My rating: 4 of 5 stars
"Few novelists have ever attempted so broad a canvas as George Elliott in her masterpiece, Middlemarch. Portraying every level of social life in a provincial Midlands town called Middlemarch, she interweaves several intensely dramatic stories of love and death, betrayal and reconciliation, into one of the finest pictures of nineteenth-century England ever created. Its acute psychological penetration makes it also an exceptionally modern work, particularly in the romantic idealism of Dorothea Brooke, who often resembles George Eliot herself, and in the disastrous marriage and thwarted career of the young reformist doctor, Lydgate. Virginia Woolf called it 'one of the few English novels written for grownup people' -- and it is truly great literature that ranks among the best novels in the world."
~~back cover
I thoroughly enjoyed this book!

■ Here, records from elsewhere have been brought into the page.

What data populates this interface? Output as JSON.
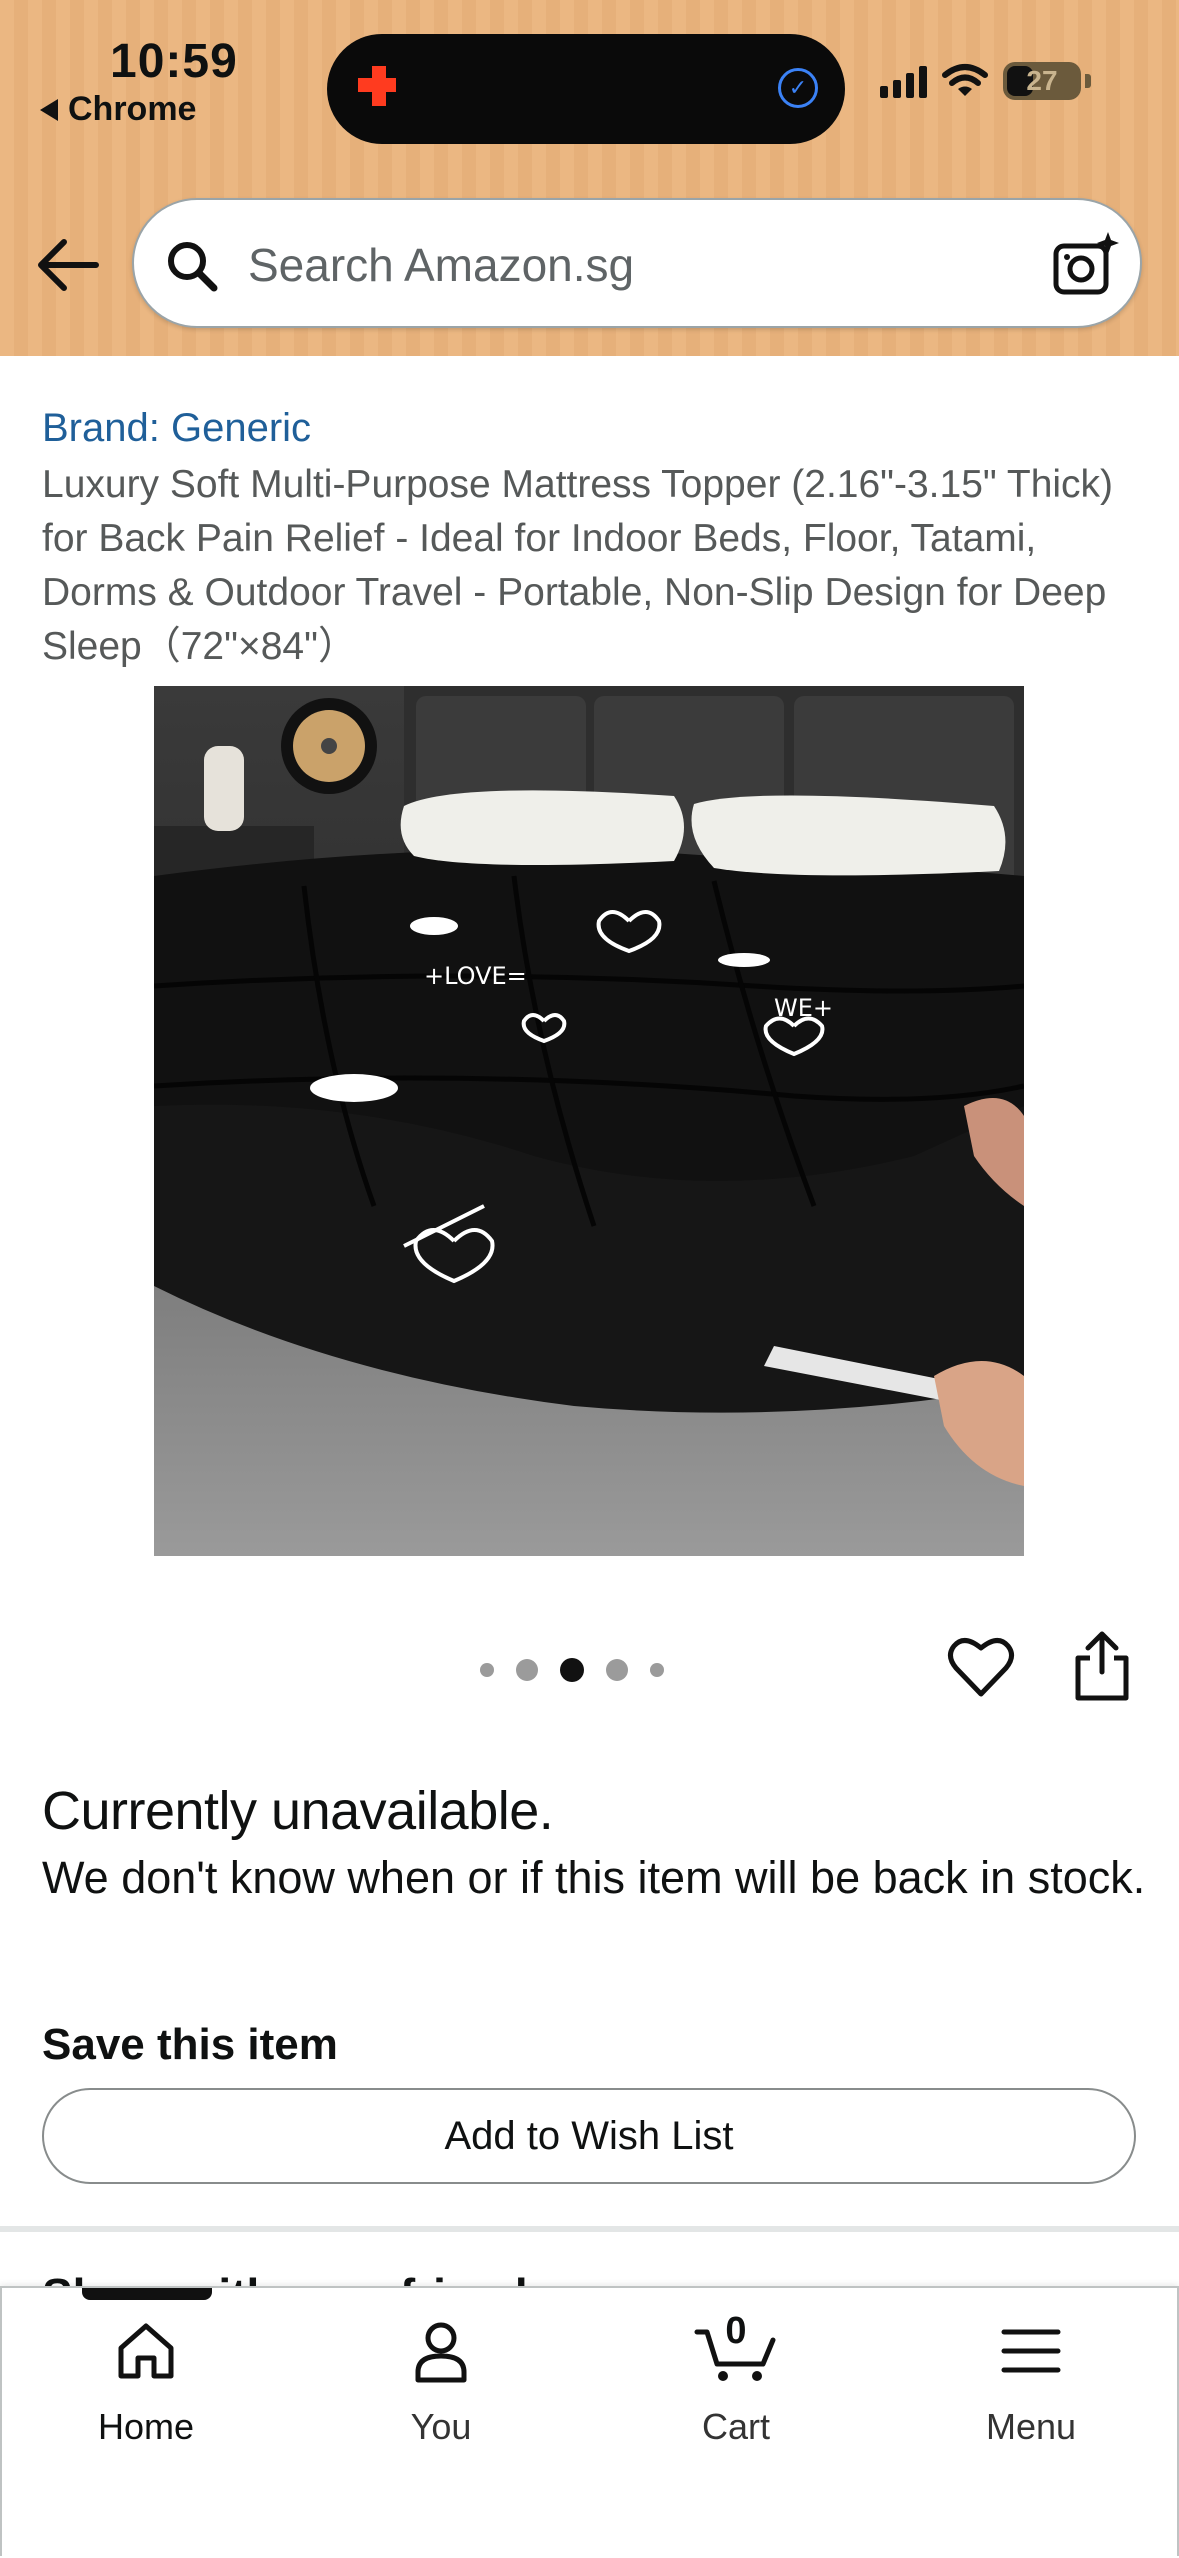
{
  "status_bar": {
    "time": "10:59",
    "back_app": "Chrome",
    "battery": "27"
  },
  "search": {
    "placeholder": "Search Amazon.sg"
  },
  "product": {
    "brand": "Brand: Generic",
    "title": "Luxury Soft Multi-Purpose Mattress Topper (2.16\"-3.15\" Thick) for Back Pain Relief - Ideal for Indoor Beds, Floor, Tatami, Dorms & Outdoor Travel - Portable, Non-Slip Design for Deep Sleep（72\"×84\"）",
    "image_text_1": "+LOVE=",
    "image_text_2": "WE+"
  },
  "gallery": {
    "dot_count": 5,
    "active_index": 2
  },
  "availability": {
    "heading": "Currently unavailable.",
    "message": "We don't know when or if this item will be back in stock."
  },
  "save": {
    "heading": "Save this item",
    "wish_list_label": "Add to Wish List"
  },
  "next_section_peek": "Share with your friends",
  "bottom_nav": {
    "home": "Home",
    "you": "You",
    "cart": "Cart",
    "cart_count": "0",
    "menu": "Menu"
  },
  "colors": {
    "header_bg": "#ebb782",
    "link_blue": "#1f5f99",
    "title_gray": "#565959"
  }
}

The author has a very sly sense of humor, and an understated way with it, so that you might miss all the innuendos and rapier thrusts if you read too fast, without thinking about what's being said. The story is reminiscent of the formulaic plots of Victorian English life, but it's only a surface resemblance. Characters behave as real, ordinary people, generally -- people who must make their way in the world, people who must weigh their principles against their need to earn a living. Even the deux ex machina denouement is enjoyable, and believable.
I don't understand why I waited so long to read it!